In short we'd like to be able to create such certificates.
I am just confirming this is denied by Boulder and not Certbot. This is indeed a Feature Request for LetsEncrypt staff.
{
"type": "urn:ietf:params:acme:error:malformed",
"detail": "Error creating new order :: Domain name \"sips.example.com\" is redundant with a wildcard domain in the same request. Remove one or the other from the certificate request.",
"status": 400
}
Edit:
This is stated a bit incorrectly. The RFC disallows matching against wildcards, but the Certificate can have a wildcard. If wildcards were disallowed, your current certificate wouldn't work.
Does it need to be both on one certificate? That seems a little weird to me, though I must admit I haven't looked into SIPS. (Sadly, my current VoIP provider doesn't support TLS, but it's supposedly on their roadmap.) That is, can you get one certificate with the wildcard, and another certificate with the sips. name, and load the SIPS certificate to the SIPS server and the wildcard wherever else you need it?
Is this something that other Certificate Authorities do? If you really need them on one certificate for some reason and other CAs support that, then you can easily use some other ACME-supporting CA just like you would use Let's Encrypt.
Hi @mauritsderuiter, and welcome to the forums! This is a reasonable request, albeit one that we haven't run into at all in the six years since this prohibition was put into place. I can't make any promises about whether or not we'll change anything, but we are discussing it.
Is there a reason that you can't request two different certificates, one with the wildcard for TLS, and the other with the sip subdomain for SIPS? Naively, I would assume that those domains are handled by different tls-terminating frontends/webservers, and having different certificates loaded in different servers should be fairly straightforward.

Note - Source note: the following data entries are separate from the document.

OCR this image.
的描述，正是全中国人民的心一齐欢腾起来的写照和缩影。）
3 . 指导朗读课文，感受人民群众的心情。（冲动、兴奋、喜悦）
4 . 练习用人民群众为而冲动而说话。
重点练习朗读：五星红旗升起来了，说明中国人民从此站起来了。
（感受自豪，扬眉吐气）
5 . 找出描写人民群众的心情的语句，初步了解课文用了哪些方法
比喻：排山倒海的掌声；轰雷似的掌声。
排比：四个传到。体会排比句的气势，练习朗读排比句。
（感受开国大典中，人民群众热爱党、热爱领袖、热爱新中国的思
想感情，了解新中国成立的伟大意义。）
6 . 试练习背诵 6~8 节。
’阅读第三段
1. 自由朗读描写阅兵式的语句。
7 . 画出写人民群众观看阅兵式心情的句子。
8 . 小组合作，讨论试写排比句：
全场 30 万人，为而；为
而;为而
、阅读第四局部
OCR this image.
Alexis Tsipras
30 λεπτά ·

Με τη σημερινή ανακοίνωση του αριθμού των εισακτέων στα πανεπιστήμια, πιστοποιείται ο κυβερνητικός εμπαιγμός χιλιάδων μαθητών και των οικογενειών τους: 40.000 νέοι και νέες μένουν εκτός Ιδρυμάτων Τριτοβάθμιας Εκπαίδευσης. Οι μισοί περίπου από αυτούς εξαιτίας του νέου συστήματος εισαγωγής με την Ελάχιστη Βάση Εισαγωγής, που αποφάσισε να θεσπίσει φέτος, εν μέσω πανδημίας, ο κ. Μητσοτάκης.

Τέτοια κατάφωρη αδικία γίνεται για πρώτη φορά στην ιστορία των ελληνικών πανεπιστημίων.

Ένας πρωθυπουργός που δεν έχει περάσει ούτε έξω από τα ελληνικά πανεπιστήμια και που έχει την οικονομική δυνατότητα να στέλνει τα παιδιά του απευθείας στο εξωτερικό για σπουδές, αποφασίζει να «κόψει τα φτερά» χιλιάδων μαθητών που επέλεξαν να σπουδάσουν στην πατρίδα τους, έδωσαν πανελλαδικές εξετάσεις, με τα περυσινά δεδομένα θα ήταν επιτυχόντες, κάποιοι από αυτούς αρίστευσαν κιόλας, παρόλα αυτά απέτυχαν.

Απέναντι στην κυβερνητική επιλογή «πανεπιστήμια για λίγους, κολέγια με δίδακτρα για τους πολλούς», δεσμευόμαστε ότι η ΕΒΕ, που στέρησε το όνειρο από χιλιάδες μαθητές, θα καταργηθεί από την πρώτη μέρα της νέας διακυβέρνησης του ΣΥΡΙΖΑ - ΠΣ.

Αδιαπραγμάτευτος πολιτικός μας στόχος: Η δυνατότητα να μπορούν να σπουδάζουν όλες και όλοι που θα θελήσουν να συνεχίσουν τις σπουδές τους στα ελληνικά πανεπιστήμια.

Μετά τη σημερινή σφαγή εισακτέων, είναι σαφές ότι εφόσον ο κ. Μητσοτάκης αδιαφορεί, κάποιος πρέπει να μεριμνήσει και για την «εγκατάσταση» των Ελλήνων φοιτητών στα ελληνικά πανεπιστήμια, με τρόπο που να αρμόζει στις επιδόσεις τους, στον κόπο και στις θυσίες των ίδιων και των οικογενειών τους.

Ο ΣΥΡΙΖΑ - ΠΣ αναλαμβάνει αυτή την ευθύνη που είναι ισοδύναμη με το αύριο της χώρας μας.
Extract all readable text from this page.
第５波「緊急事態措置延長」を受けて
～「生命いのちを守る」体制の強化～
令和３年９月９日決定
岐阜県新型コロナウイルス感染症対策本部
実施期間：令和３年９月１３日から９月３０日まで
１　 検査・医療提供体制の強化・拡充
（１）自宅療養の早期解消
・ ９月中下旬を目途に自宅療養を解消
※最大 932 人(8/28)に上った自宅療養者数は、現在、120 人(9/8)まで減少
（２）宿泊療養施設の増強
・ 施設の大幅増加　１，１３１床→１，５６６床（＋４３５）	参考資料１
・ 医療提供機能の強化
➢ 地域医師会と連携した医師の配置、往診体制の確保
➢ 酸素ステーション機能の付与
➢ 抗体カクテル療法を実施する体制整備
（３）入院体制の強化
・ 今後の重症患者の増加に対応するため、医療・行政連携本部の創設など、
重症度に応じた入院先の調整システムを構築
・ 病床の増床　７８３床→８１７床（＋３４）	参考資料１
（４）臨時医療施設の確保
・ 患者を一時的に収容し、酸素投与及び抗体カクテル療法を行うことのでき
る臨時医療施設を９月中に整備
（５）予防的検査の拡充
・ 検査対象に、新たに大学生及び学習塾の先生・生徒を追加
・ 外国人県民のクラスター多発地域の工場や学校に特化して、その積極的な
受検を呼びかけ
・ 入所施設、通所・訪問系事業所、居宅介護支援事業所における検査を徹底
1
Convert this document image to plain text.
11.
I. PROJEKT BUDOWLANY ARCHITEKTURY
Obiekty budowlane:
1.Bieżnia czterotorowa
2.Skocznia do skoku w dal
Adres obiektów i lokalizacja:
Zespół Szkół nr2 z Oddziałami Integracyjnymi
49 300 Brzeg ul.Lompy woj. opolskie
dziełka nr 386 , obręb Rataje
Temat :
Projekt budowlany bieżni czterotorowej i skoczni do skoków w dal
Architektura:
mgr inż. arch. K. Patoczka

We're currently using Letsencrypt for our development servers, and some Sectigo PositiveSSL MULTI certificates for our production environment. On production we're indeed combining wildcards and normal subdomains on one certificate. We'd like our dev environments to be as close to production as possible of course, so that's where this feature request is coming from.
This is stated a bit incorrectly. The RFC disallows matching against wildcards, but the Certificate can have a wildcard. If wildcards were disallowed, your current certificate wouldn't work.
Sorry, that's indeed what I meant.
Is there a reason that you can't request two different certificates, one with the wildcard for TLS, and the other with the sip subdomain for SIPS? Naively, I would assume that those domains are handled by different tls-terminating frontends/webservers, and having different certificates loaded in different servers should be fairly straightforward.
SIP clients map a SIP address to a domain result set, consisting of one A record (domain needs to be an explicit subjectAltName) and one or more SRV records (can be covered by a wildcard). This is handled by one backend. Currently, due to our client interpreting the RFC differently, we also add the domains from the SRV records to the subjectAltNames, but we'd like to keep the option open to revert back to a wildcard.